Pre-draft measurables
| Height | Weight | Arm length | Hand span | 40-yard dash | 10-yard split | 20-yard split | 20-yard shuttle | Three-cone drill | Vertical jump | Broad jump | Bench press |
| 5 ft 11+3⁄4 in (1.82 m) | 197 lb (89 kg) | 31+3⁄8 in (0.80 m) | 9+7⁄8 in (0.25 m) | 4.49 s | 1.56 s | 2.61 s | 4.07 s | 6.78 s | 38.0 in (0.97 m) | 10 ft 3 in (3.12 m) | 13 reps |
All values from NFL Combine

===Houston Texans===
Chachere signed with the Houston Texans as an undrafted free agent on May 11, 2018. He was waived on September 1, and was re-signed to the team's practice squad the following day.

===Detroit Lions===
On November 21, 2018, Chachere was signed to the Detroit Lions' practice squad. He was promoted to Detroit's active roster on December 29. Chachere was waived by the Lions during final roster cuts on August 30, 2019.

===Arizona Cardinals (first stint)===
On September 11, 2019, Chachere was signed to the Arizona Cardinals' practice squad. He was released by the Cardinals on October 11.

===Carolina Panthers===
Chachere was signed to the Carolina Panthers' practice squad on October 21, 2019.

===Arizona Cardinals (second stint)===
On December 18, 2019, Chachere was signed by the Arizona Cardinals off of the Panthers' practice squad. Chachere was released by Arizona on May 12, 2020.

=== Indianapolis Colts ===
Chachere had a tryout with the Indianapolis Colts on August 13, 2020, and with the Tennessee Titans on August 17. He visited the Colts again on August 20, and signed with them on August 23. Chachere was waived by Indianapolis on September 5, and was re-signed to the practice squad the next day.

On January 10, 2021, Chachere signed a reserve/futures contract with the Colts. On September 1, Chachere was waived by the Colts.
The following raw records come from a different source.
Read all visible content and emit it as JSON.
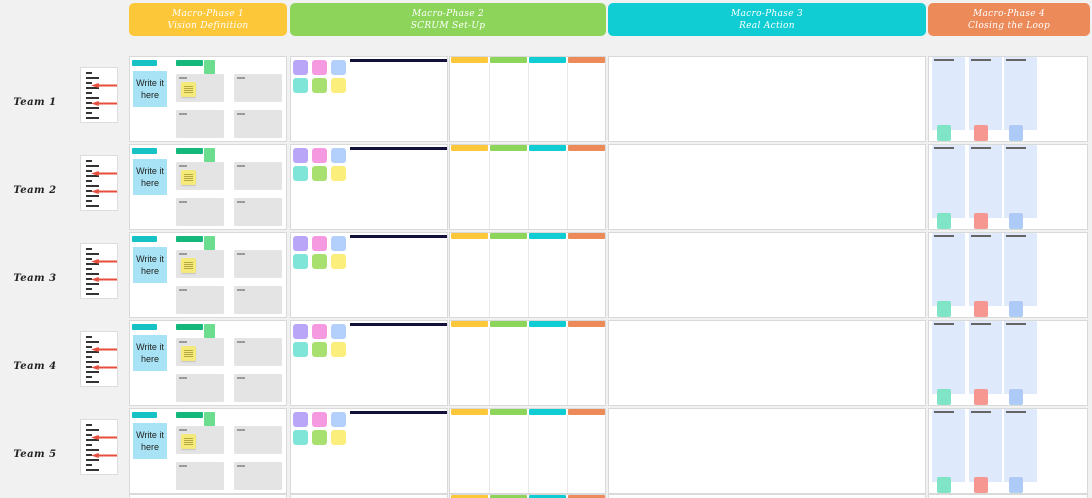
{
  "phases": [
    {
      "line1": "Macro-Phase 1",
      "line2": "Vision Definition",
      "color": "#fdc73a"
    },
    {
      "line1": "Macro-Phase 2",
      "line2": "SCRUM Set-Up",
      "color": "#8dd55a"
    },
    {
      "line1": "Macro-Phase 3",
      "line2": "Real Action",
      "color": "#0fcdd3"
    },
    {
      "line1": "Macro-Phase 4",
      "line2": "Closing the Loop",
      "color": "#ec8a5a"
    }
  ],
  "teams": [
    {
      "label": "Team 1",
      "note": "Write it here"
    },
    {
      "label": "Team 2",
      "note": "Write it here"
    },
    {
      "label": "Team 3",
      "note": "Write it here"
    },
    {
      "label": "Team 4",
      "note": "Write it here"
    },
    {
      "label": "Team 5",
      "note": "Write it here"
    }
  ],
  "colors": {
    "sticky_purple": "#b9a6f6",
    "sticky_pink": "#f59ae0",
    "sticky_blue": "#b3cffb",
    "sticky_teal": "#7fe5d8",
    "sticky_green": "#a8e070",
    "sticky_yellow": "#fbee7a",
    "kanban": [
      "#fdc73a",
      "#8dd55a",
      "#0fcdd3",
      "#ec8a5a"
    ],
    "loop_stickies": [
      "#7fe5c6",
      "#f79791",
      "#aecbf7"
    ],
    "team_tag_teal": "#17c2c4",
    "team_tag_green": "#14b87a"
  }
}
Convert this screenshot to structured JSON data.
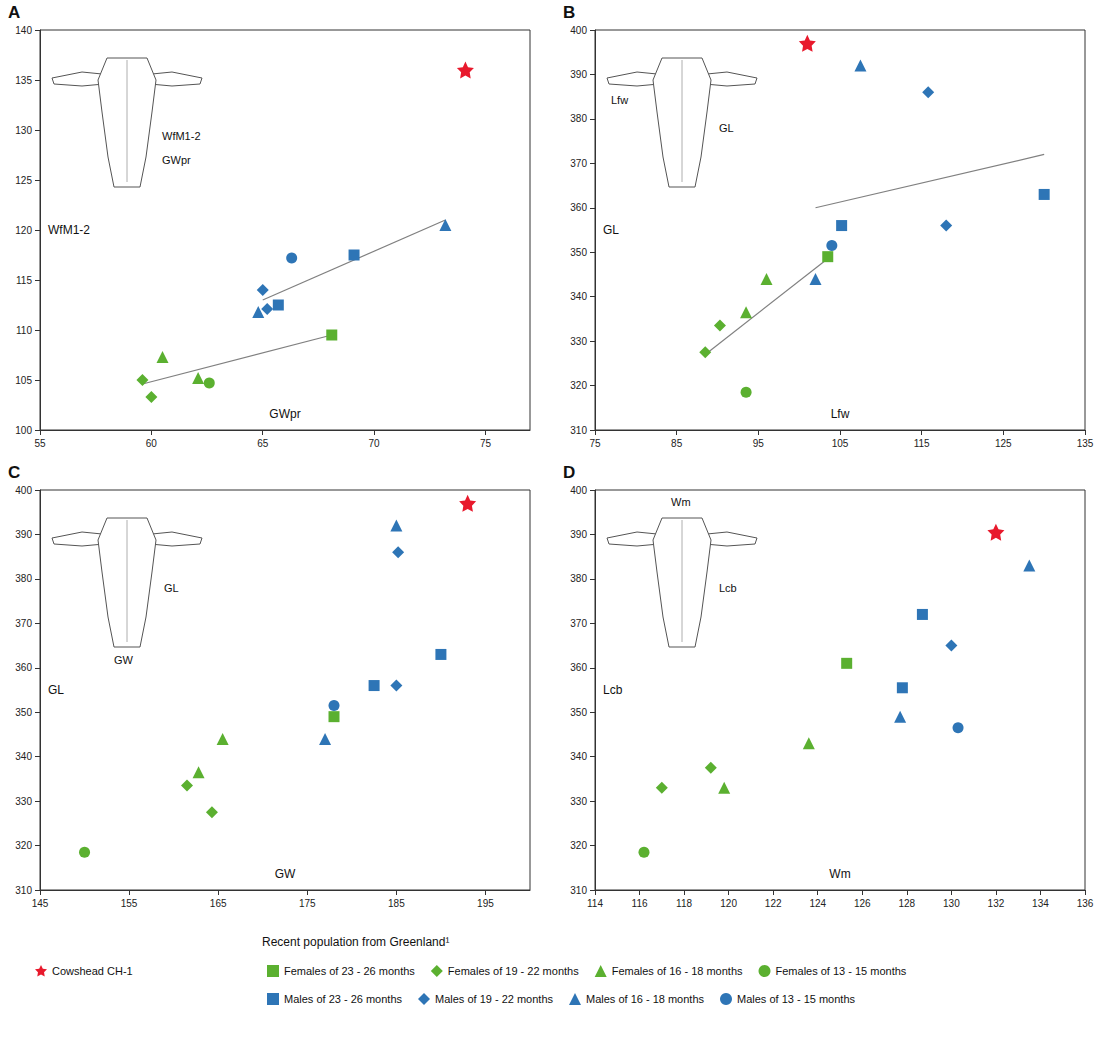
{
  "legend_title": "Recent population from Greenland¹",
  "chart_data": [
    {
      "type": "scatter",
      "title": "A",
      "x_label": "GWpr",
      "y_label": "WfM1-2",
      "diagram_labels": [
        "WfM1-2",
        "GWpr"
      ],
      "xlim": [
        55,
        77
      ],
      "xticks": [
        55,
        60,
        65,
        70,
        75
      ],
      "ylim": [
        100,
        140
      ],
      "yticks": [
        100,
        105,
        110,
        115,
        120,
        125,
        130,
        135,
        140
      ],
      "grid": false,
      "legend": "bottom",
      "series": [
        {
          "name": "Cowshead CH-1",
          "color": "#e8192c",
          "marker": "star",
          "x": [
            74.1
          ],
          "values": [
            136
          ]
        },
        {
          "name": "Females of 23 - 26 months",
          "color": "#5bb030",
          "marker": "square",
          "x": [
            68.1
          ],
          "values": [
            109.5
          ]
        },
        {
          "name": "Females of 19 - 22 months",
          "color": "#5bb030",
          "marker": "diamond",
          "x": [
            59.6,
            60.0
          ],
          "values": [
            105.0,
            103.3
          ]
        },
        {
          "name": "Females of 16 - 18 months",
          "color": "#5bb030",
          "marker": "triangle",
          "x": [
            60.5,
            62.1
          ],
          "values": [
            107.3,
            105.2
          ]
        },
        {
          "name": "Females of 13 - 15 months",
          "color": "#5bb030",
          "marker": "circle",
          "x": [
            62.6
          ],
          "values": [
            104.7
          ]
        },
        {
          "name": "Males of 23 - 26 months",
          "color": "#2e75b6",
          "marker": "square",
          "x": [
            65.7,
            69.1
          ],
          "values": [
            112.5,
            117.5
          ]
        },
        {
          "name": "Males of 19 - 22 months",
          "color": "#2e75b6",
          "marker": "diamond",
          "x": [
            65.0,
            65.2
          ],
          "values": [
            114.0,
            112.1
          ]
        },
        {
          "name": "Males of 16 - 18 months",
          "color": "#2e75b6",
          "marker": "triangle",
          "x": [
            64.8,
            73.2
          ],
          "values": [
            111.8,
            120.5
          ]
        },
        {
          "name": "Males of 13 - 15 months",
          "color": "#2e75b6",
          "marker": "circle",
          "x": [
            66.3
          ],
          "values": [
            117.2
          ]
        },
        {
          "type": "line",
          "color": "#808080",
          "marker": "none",
          "line_style": "solid",
          "x": [
            65.0,
            73.2
          ],
          "values": [
            113.0,
            121.0
          ]
        },
        {
          "type": "line",
          "color": "#808080",
          "marker": "none",
          "line_style": "solid",
          "x": [
            59.6,
            68.1
          ],
          "values": [
            104.6,
            109.5
          ]
        }
      ]
    },
    {
      "type": "scatter",
      "title": "B",
      "x_label": "Lfw",
      "y_label": "GL",
      "diagram_labels": [
        "Lfw",
        "GL"
      ],
      "xlim": [
        75,
        135
      ],
      "xticks": [
        75,
        85,
        95,
        105,
        115,
        125,
        135
      ],
      "ylim": [
        310,
        400
      ],
      "yticks": [
        310,
        320,
        330,
        340,
        350,
        360,
        370,
        380,
        390,
        400
      ],
      "grid": false,
      "legend": "bottom",
      "series": [
        {
          "name": "Cowshead CH-1",
          "color": "#e8192c",
          "marker": "star",
          "x": [
            101
          ],
          "values": [
            397
          ]
        },
        {
          "name": "Females of 23 - 26 months",
          "color": "#5bb030",
          "marker": "square",
          "x": [
            103.5
          ],
          "values": [
            349
          ]
        },
        {
          "name": "Females of 19 - 22 months",
          "color": "#5bb030",
          "marker": "diamond",
          "x": [
            88.5,
            90.3
          ],
          "values": [
            327.5,
            333.5
          ]
        },
        {
          "name": "Females of 16 - 18 months",
          "color": "#5bb030",
          "marker": "triangle",
          "x": [
            93.5,
            96.0
          ],
          "values": [
            336.5,
            344
          ]
        },
        {
          "name": "Females of 13 - 15 months",
          "color": "#5bb030",
          "marker": "circle",
          "x": [
            93.5
          ],
          "values": [
            318.5
          ]
        },
        {
          "name": "Males of 23 - 26 months",
          "color": "#2e75b6",
          "marker": "square",
          "x": [
            105.2,
            130.0
          ],
          "values": [
            356,
            363
          ]
        },
        {
          "name": "Males of 19 - 22 months",
          "color": "#2e75b6",
          "marker": "diamond",
          "x": [
            115.8,
            118.0
          ],
          "values": [
            386,
            356
          ]
        },
        {
          "name": "Males of 16 - 18 months",
          "color": "#2e75b6",
          "marker": "triangle",
          "x": [
            107.5,
            102.0
          ],
          "values": [
            392,
            344
          ]
        },
        {
          "name": "Males of 13 - 15 months",
          "color": "#2e75b6",
          "marker": "circle",
          "x": [
            104.0
          ],
          "values": [
            351.5
          ]
        },
        {
          "type": "line",
          "color": "#808080",
          "marker": "none",
          "line_style": "solid",
          "x": [
            102.0,
            130.0
          ],
          "values": [
            360,
            372
          ]
        },
        {
          "type": "line",
          "color": "#808080",
          "marker": "none",
          "line_style": "solid",
          "x": [
            88.5,
            103.8
          ],
          "values": [
            327,
            349
          ]
        }
      ]
    },
    {
      "type": "scatter",
      "title": "C",
      "x_label": "GW",
      "y_label": "GL",
      "diagram_labels": [
        "GL",
        "GW"
      ],
      "xlim": [
        145,
        200
      ],
      "xticks": [
        145,
        155,
        165,
        175,
        185,
        195
      ],
      "ylim": [
        310,
        400
      ],
      "yticks": [
        310,
        320,
        330,
        340,
        350,
        360,
        370,
        380,
        390,
        400
      ],
      "grid": false,
      "legend": "bottom",
      "series": [
        {
          "name": "Cowshead CH-1",
          "color": "#e8192c",
          "marker": "star",
          "x": [
            193
          ],
          "values": [
            397
          ]
        },
        {
          "name": "Females of 23 - 26 months",
          "color": "#5bb030",
          "marker": "square",
          "x": [
            178.0
          ],
          "values": [
            349
          ]
        },
        {
          "name": "Females of 19 - 22 months",
          "color": "#5bb030",
          "marker": "diamond",
          "x": [
            161.5,
            164.3
          ],
          "values": [
            333.5,
            327.5
          ]
        },
        {
          "name": "Females of 16 - 18 months",
          "color": "#5bb030",
          "marker": "triangle",
          "x": [
            162.8,
            165.5
          ],
          "values": [
            336.5,
            344
          ]
        },
        {
          "name": "Females of 13 - 15 months",
          "color": "#5bb030",
          "marker": "circle",
          "x": [
            150.0
          ],
          "values": [
            318.5
          ]
        },
        {
          "name": "Males of 23 - 26 months",
          "color": "#2e75b6",
          "marker": "square",
          "x": [
            182.5,
            190.0
          ],
          "values": [
            356,
            363
          ]
        },
        {
          "name": "Males of 19 - 22 months",
          "color": "#2e75b6",
          "marker": "diamond",
          "x": [
            185.0,
            185.2
          ],
          "values": [
            356,
            386
          ]
        },
        {
          "name": "Males of 16 - 18 months",
          "color": "#2e75b6",
          "marker": "triangle",
          "x": [
            177.0,
            185.0
          ],
          "values": [
            344,
            392
          ]
        },
        {
          "name": "Males of 13 - 15 months",
          "color": "#2e75b6",
          "marker": "circle",
          "x": [
            178.0
          ],
          "values": [
            351.5
          ]
        }
      ]
    },
    {
      "type": "scatter",
      "title": "D",
      "x_label": "Wm",
      "y_label": "Lcb",
      "diagram_labels": [
        "Wm",
        "Lcb"
      ],
      "xlim": [
        114,
        136
      ],
      "xticks": [
        114,
        116,
        118,
        120,
        122,
        124,
        126,
        128,
        130,
        132,
        134,
        136
      ],
      "ylim": [
        310,
        400
      ],
      "yticks": [
        310,
        320,
        330,
        340,
        350,
        360,
        370,
        380,
        390,
        400
      ],
      "grid": false,
      "legend": "bottom",
      "series": [
        {
          "name": "Cowshead CH-1",
          "color": "#e8192c",
          "marker": "star",
          "x": [
            132.0
          ],
          "values": [
            390.5
          ]
        },
        {
          "name": "Females of 23 - 26 months",
          "color": "#5bb030",
          "marker": "square",
          "x": [
            125.3
          ],
          "values": [
            361
          ]
        },
        {
          "name": "Females of 19 - 22 months",
          "color": "#5bb030",
          "marker": "diamond",
          "x": [
            117.0,
            119.2
          ],
          "values": [
            333,
            337.5
          ]
        },
        {
          "name": "Females of 16 - 18 months",
          "color": "#5bb030",
          "marker": "triangle",
          "x": [
            119.8,
            123.6
          ],
          "values": [
            333,
            343
          ]
        },
        {
          "name": "Females of 13 - 15 months",
          "color": "#5bb030",
          "marker": "circle",
          "x": [
            116.2
          ],
          "values": [
            318.5
          ]
        },
        {
          "name": "Males of 23 - 26 months",
          "color": "#2e75b6",
          "marker": "square",
          "x": [
            128.7,
            127.8
          ],
          "values": [
            372,
            355.5
          ]
        },
        {
          "name": "Males of 19 - 22 months",
          "color": "#2e75b6",
          "marker": "diamond",
          "x": [
            130.0
          ],
          "values": [
            365
          ]
        },
        {
          "name": "Males of 16 - 18 months",
          "color": "#2e75b6",
          "marker": "triangle",
          "x": [
            127.7,
            133.5
          ],
          "values": [
            349,
            383
          ]
        },
        {
          "name": "Males of 13 - 15 months",
          "color": "#2e75b6",
          "marker": "circle",
          "x": [
            130.3
          ],
          "values": [
            346.5
          ]
        }
      ]
    }
  ]
}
===Philadelphia Eagles ===
On September 2, 2021, Chachere was claimed off waivers by the Philadelphia Eagles. During his first three games with the Eagles, Chachere primarily played a role as a gunner on special teams, but he has also served as the backup nickelback and safety. He was placed into COVID-19 protocols on December 27 but was activated on January 3, 2022, missing just one game.

On March 15, 2022, Chachere re-signed with the Eagles. On August 30, Chachere was waived by the Eagles and re-signed to the practice squad the next day. He was promoted to the active roster on November 8. Chachere was waived on December 6, and was subsequently re-signed to the practice squad. On February 17, 2023, Chachere signed a reserve/future contract with the Eagles. He was waived by Philadelphia on May 8.
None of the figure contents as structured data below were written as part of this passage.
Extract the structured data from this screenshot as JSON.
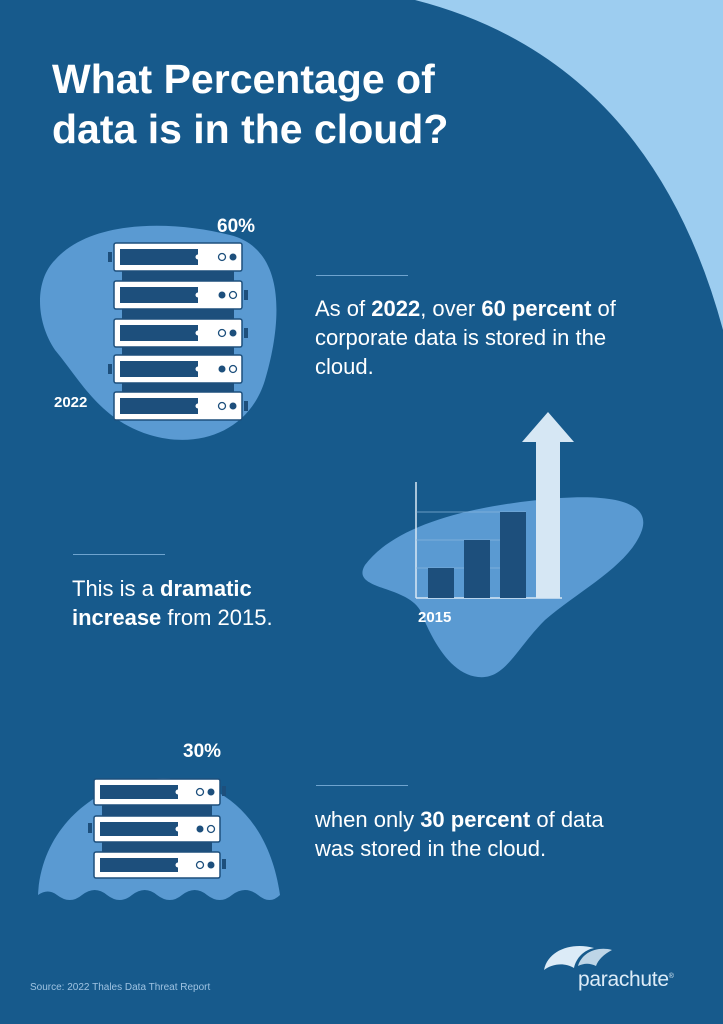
{
  "title": "What Percentage of data is in the cloud?",
  "section_2022": {
    "percent_label": "60%",
    "year_label": "2022",
    "text_parts": [
      "As of ",
      "2022",
      ", over ",
      "60 percent",
      " of corporate data is stored in the cloud."
    ]
  },
  "section_2015_increase": {
    "year_label": "2015",
    "text_parts": [
      "This is a ",
      "dramatic increase",
      " from 2015."
    ]
  },
  "section_2015": {
    "percent_label": "30%",
    "text_parts": [
      "when only ",
      "30 percent",
      " of data was stored in the cloud."
    ]
  },
  "source": "Source: 2022 Thales Data Threat Report",
  "logo": {
    "name": "parachute",
    "mark": "®"
  },
  "colors": {
    "background": "#175a8c",
    "accent_light": "#9dcdf0",
    "blob": "#5a9ad2",
    "server_dark": "#1d4f7c"
  }
}
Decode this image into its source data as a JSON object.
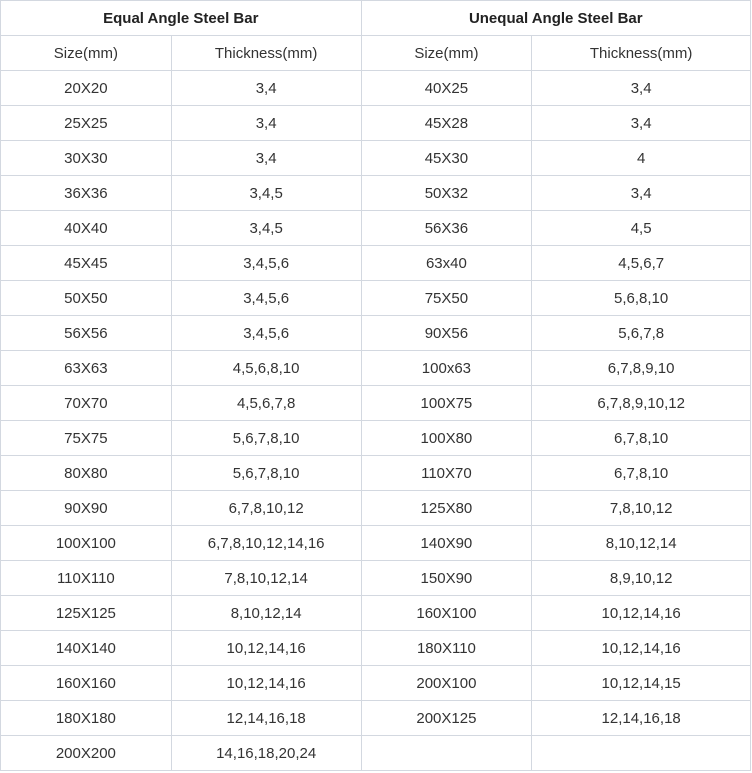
{
  "equal": {
    "title": "Equal Angle Steel Bar",
    "headers": [
      "Size(mm)",
      "Thickness(mm)"
    ],
    "rows": [
      [
        "20X20",
        "3,4"
      ],
      [
        "25X25",
        "3,4"
      ],
      [
        "30X30",
        "3,4"
      ],
      [
        "36X36",
        "3,4,5"
      ],
      [
        "40X40",
        "3,4,5"
      ],
      [
        "45X45",
        "3,4,5,6"
      ],
      [
        "50X50",
        "3,4,5,6"
      ],
      [
        "56X56",
        "3,4,5,6"
      ],
      [
        "63X63",
        "4,5,6,8,10"
      ],
      [
        "70X70",
        "4,5,6,7,8"
      ],
      [
        "75X75",
        "5,6,7,8,10"
      ],
      [
        "80X80",
        "5,6,7,8,10"
      ],
      [
        "90X90",
        "6,7,8,10,12"
      ],
      [
        "100X100",
        "6,7,8,10,12,14,16"
      ],
      [
        "110X110",
        "7,8,10,12,14"
      ],
      [
        "125X125",
        "8,10,12,14"
      ],
      [
        "140X140",
        "10,12,14,16"
      ],
      [
        "160X160",
        "10,12,14,16"
      ],
      [
        "180X180",
        "12,14,16,18"
      ],
      [
        "200X200",
        "14,16,18,20,24"
      ]
    ]
  },
  "unequal": {
    "title": "Unequal Angle Steel Bar",
    "headers": [
      "Size(mm)",
      "Thickness(mm)"
    ],
    "rows": [
      [
        "40X25",
        "3,4"
      ],
      [
        "45X28",
        "3,4"
      ],
      [
        "45X30",
        "4"
      ],
      [
        "50X32",
        "3,4"
      ],
      [
        "56X36",
        "4,5"
      ],
      [
        "63x40",
        "4,5,6,7"
      ],
      [
        "75X50",
        "5,6,8,10"
      ],
      [
        "90X56",
        "5,6,7,8"
      ],
      [
        "100x63",
        "6,7,8,9,10"
      ],
      [
        "100X75",
        "6,7,8,9,10,12"
      ],
      [
        "100X80",
        "6,7,8,10"
      ],
      [
        "110X70",
        "6,7,8,10"
      ],
      [
        "125X80",
        "7,8,10,12"
      ],
      [
        "140X90",
        "8,10,12,14"
      ],
      [
        "150X90",
        "8,9,10,12"
      ],
      [
        "160X100",
        "10,12,14,16"
      ],
      [
        "180X110",
        "10,12,14,16"
      ],
      [
        "200X100",
        "10,12,14,15"
      ],
      [
        "200X125",
        "12,14,16,18"
      ],
      [
        "",
        ""
      ]
    ]
  }
}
===Arizona Cardinals (third stint)===
On May 9, 2023, Chachere was claimed off waivers by the Arizona Cardinals. He was waived on August 29, and was re-signed to the practice squad. Chachere was promoted to the active roster on September 16.
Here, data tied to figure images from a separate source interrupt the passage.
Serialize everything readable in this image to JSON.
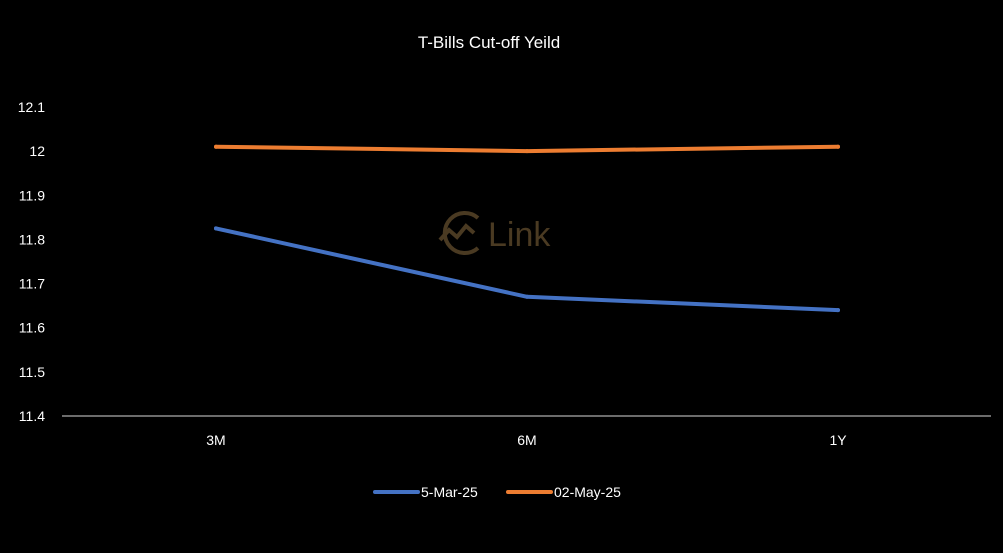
{
  "chart_data": {
    "type": "line",
    "title": "T-Bills Cut-off Yeild",
    "xlabel": "",
    "ylabel": "",
    "categories": [
      "3M",
      "6M",
      "1Y"
    ],
    "series": [
      {
        "name": "5-Mar-25",
        "values": [
          11.825,
          11.67,
          11.64
        ],
        "color": "#4472C4"
      },
      {
        "name": "02-May-25",
        "values": [
          12.01,
          12.0,
          12.01
        ],
        "color": "#ED7D31"
      }
    ],
    "ylim": [
      11.4,
      12.1
    ],
    "yticks": [
      "11.4",
      "11.5",
      "11.6",
      "11.7",
      "11.8",
      "11.9",
      "12",
      "12.1"
    ],
    "grid": false,
    "legend": "bottom"
  },
  "watermark": {
    "text": "Link",
    "icon": "chart-circle-logo-icon",
    "color": "#4a3a22"
  }
}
On August 27, 2024, Chachere was waived by the Cardinals.

===Jacksonville Jaguars===
On September 12, 2024, Chachere was signed to the Jacksonville Jaguars' practice squad. He was released by Jacksonville on October 7.

===Arizona Cardinals (fourth stint)===
On November 18, 2024, Chachere signed with the Arizona Cardinals' practice squad. He was promoted to the active roster on January 4, 2025.

On April 10, 2026, Chachere announced his retirement from professional football.